Lo que los especialistas han llamado “hiperinformación” se halla en el fondo del problema. Es tal la cantidad de contenidos a los que podemos tener acceso en un momento dado, que simplemente los revisamos a vuelo de pájaro, sin entrar en detalle. A ratos nos sentimos rebasados por la abundancia de temas y las opiniones derivadas de cada uno de ellos. Tanto, que quizás nos bloqueamos por mera salud mental. Cuando lo más sano sería navegar, elegir qué vamos a leer, hacerlo con toda la atención puesta en ello y finalmente concluir si esa lectura fue verosímil y si nos aporta algo a nuestra vida personal. De otra manera llegará un punto en que nos angustiemos bajo noticias catastrofistas y huecas.
Nuestro tercer milenio se caracteriza, en gran medida, porque todos llevamos prisa siempre. Nos proponemos mantenernos continuamente ocupados, sin tiempo para un respiro, y como si nos vinieran correteando, procuramos llevar a cabo nuestras tareas en el menor tiempo, tantas veces sacrificando la calidad de lo que hacemos. Justo eso mismo sucede cuando nos enfrentamos a la palabra escrita, leemos con descuido y escribimos de manera arrebatada, sin detenernos a pensar las consecuencias que una y otra acción llegan a generar en nuestro diario actuar.
Cuando tenemos oportunidad de revisar algunos libros de texto de hace cincuenta o cien años, descubrimos unas ediciones bellas, ilustradas con viñetas, en las cuales las ideas corrían de manera fluida del escritor a los ojos del lector, para brindarnos lecciones que, me atrevo a decir, habrán quedado grabadas para siempre en nuestra mente y en nuestro corazón. Esos libros son verdaderas joyas literarias que, por desgracia, ahora son piezas de museo. En ellos, los que ya tenemos cierta edad, aprendimos a descubrir el mundo de nuestros mayores, ese mundo al cual en un futuro habríamos de aterrizar. Hoy en día las cosas han cambiado, los textos son interactivos, ya no llevan esa impronta personal de los creadores y editores. Observo con nostalgia estos cambios que, si de hecho son necesarios, habrán roto para siempre con la magia de quienes dábamos vuelta a la hoja de papel revolución para toparnos con un grabado o un texto que nos hacía transportarnos, en el tiempo y el espacio, a explorar otros mundos.

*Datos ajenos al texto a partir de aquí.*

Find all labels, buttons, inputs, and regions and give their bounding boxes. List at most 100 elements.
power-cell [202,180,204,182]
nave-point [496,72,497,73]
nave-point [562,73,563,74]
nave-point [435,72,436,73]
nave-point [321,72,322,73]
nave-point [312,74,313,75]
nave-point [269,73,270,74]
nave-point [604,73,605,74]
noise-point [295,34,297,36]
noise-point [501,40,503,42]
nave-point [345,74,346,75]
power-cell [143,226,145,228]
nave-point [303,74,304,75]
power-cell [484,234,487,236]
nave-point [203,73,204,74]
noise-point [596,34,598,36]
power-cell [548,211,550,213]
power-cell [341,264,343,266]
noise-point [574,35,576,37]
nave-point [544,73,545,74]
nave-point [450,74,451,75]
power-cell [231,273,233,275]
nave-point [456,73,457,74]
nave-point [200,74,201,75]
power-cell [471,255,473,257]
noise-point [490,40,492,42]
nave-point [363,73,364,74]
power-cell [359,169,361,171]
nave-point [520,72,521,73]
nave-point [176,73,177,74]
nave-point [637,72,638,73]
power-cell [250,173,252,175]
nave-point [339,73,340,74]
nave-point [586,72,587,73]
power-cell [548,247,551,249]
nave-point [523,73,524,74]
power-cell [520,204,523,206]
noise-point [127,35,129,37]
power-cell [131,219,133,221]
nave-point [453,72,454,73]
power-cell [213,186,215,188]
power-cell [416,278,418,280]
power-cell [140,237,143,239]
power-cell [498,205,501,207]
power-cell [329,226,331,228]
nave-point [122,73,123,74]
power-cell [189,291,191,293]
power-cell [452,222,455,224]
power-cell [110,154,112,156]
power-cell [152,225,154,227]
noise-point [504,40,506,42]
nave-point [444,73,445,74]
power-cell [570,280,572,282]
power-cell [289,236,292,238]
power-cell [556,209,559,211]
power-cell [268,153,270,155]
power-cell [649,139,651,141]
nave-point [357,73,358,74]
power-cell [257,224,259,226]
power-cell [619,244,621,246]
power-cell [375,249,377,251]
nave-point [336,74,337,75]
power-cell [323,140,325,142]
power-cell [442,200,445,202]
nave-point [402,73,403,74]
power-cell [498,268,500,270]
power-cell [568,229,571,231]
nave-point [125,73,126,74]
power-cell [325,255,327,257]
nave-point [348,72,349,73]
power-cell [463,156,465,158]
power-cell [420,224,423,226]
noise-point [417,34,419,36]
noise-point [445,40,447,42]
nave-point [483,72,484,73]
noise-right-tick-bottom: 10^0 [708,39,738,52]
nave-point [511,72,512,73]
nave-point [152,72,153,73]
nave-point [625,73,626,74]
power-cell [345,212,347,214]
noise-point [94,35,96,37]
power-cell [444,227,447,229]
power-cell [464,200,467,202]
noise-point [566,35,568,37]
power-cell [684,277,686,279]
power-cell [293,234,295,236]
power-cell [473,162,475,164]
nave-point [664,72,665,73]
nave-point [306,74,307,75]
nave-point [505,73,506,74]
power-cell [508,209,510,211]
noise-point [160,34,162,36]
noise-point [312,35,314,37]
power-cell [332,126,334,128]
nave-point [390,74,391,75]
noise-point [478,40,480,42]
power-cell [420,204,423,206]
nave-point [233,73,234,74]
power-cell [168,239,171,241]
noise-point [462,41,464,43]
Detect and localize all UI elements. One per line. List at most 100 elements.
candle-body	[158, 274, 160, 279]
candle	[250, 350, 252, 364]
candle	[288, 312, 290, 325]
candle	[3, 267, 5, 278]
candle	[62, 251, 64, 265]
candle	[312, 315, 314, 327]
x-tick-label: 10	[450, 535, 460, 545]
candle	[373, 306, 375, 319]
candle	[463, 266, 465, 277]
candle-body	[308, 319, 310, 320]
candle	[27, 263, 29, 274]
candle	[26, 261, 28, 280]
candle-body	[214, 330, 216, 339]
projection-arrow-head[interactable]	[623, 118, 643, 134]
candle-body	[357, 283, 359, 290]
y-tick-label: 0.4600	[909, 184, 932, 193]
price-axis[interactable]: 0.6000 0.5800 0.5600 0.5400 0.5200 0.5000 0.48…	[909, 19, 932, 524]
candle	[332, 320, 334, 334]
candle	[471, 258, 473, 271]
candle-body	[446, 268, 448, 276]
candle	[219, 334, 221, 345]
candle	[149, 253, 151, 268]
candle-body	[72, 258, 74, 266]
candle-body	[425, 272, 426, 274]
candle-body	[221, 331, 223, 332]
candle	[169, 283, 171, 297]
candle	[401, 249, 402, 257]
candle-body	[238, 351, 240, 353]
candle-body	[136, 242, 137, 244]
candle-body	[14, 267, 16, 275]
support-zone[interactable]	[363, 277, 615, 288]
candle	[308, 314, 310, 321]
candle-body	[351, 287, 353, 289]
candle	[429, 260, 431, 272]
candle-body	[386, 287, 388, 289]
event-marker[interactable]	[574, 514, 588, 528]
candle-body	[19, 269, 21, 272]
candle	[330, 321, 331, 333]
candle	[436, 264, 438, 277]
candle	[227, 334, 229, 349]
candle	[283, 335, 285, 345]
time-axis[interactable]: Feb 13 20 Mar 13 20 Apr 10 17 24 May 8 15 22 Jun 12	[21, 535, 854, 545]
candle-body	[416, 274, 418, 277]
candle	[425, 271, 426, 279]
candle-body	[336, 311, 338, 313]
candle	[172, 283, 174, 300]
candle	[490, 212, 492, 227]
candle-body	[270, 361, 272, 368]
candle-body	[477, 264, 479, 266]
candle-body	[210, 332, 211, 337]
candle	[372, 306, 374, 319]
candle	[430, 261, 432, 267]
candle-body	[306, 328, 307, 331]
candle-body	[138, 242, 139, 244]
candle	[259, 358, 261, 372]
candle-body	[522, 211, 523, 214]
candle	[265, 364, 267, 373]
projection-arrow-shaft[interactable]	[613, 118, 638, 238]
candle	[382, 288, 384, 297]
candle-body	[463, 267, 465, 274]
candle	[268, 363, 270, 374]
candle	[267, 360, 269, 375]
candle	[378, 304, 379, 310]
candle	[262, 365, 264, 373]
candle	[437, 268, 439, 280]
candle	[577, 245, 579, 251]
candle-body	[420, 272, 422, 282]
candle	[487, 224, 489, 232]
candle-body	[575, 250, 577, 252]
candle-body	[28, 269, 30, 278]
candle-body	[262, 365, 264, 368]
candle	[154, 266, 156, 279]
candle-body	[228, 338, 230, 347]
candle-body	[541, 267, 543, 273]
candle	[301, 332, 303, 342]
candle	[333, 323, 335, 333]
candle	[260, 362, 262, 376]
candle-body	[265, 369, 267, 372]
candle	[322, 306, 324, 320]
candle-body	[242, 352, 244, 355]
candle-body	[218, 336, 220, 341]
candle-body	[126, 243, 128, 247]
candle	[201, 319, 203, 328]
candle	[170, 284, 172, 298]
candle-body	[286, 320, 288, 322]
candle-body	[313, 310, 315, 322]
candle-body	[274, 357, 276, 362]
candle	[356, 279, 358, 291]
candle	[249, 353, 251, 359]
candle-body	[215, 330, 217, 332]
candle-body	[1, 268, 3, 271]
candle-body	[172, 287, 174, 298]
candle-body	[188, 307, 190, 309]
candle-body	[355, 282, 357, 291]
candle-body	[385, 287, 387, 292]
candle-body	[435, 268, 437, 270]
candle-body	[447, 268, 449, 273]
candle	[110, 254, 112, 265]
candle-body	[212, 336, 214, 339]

La actualidad se impone, ni qué dudarlo, con un coste emocional que vamos pagando. Lo que en otros tiempos dejábamos a la imaginación, hoy lo tenemos frente a los sentidos de manera tangible. Lo que se ha ganado en información se ha perdido en ilusión por descubrir y ahijar el material que los maestros compartían con nosotros.
La palabra es la gran saeta para el cambio. Exige calidad, precisión al lanzarla y correcta interpretación al recibirla, para que la comunicación se cumpla. ¿Qué pasaría si, en lugar de dejarnos inundar con información de la red, nos volvemos selectivos en los contenidos que leemos? ¿Qué, si restamos carga de emoción a los materiales alarmistas y sin fundamento? ¿Qué, si otorgamos a la palabra escrita su justo valor como herramienta de comunicación real y certera?
Todos tenemos un llavero vital. La palabra escrita es una llave que abre infinidad de puertas. Cada uno de nosotros decide cuáles.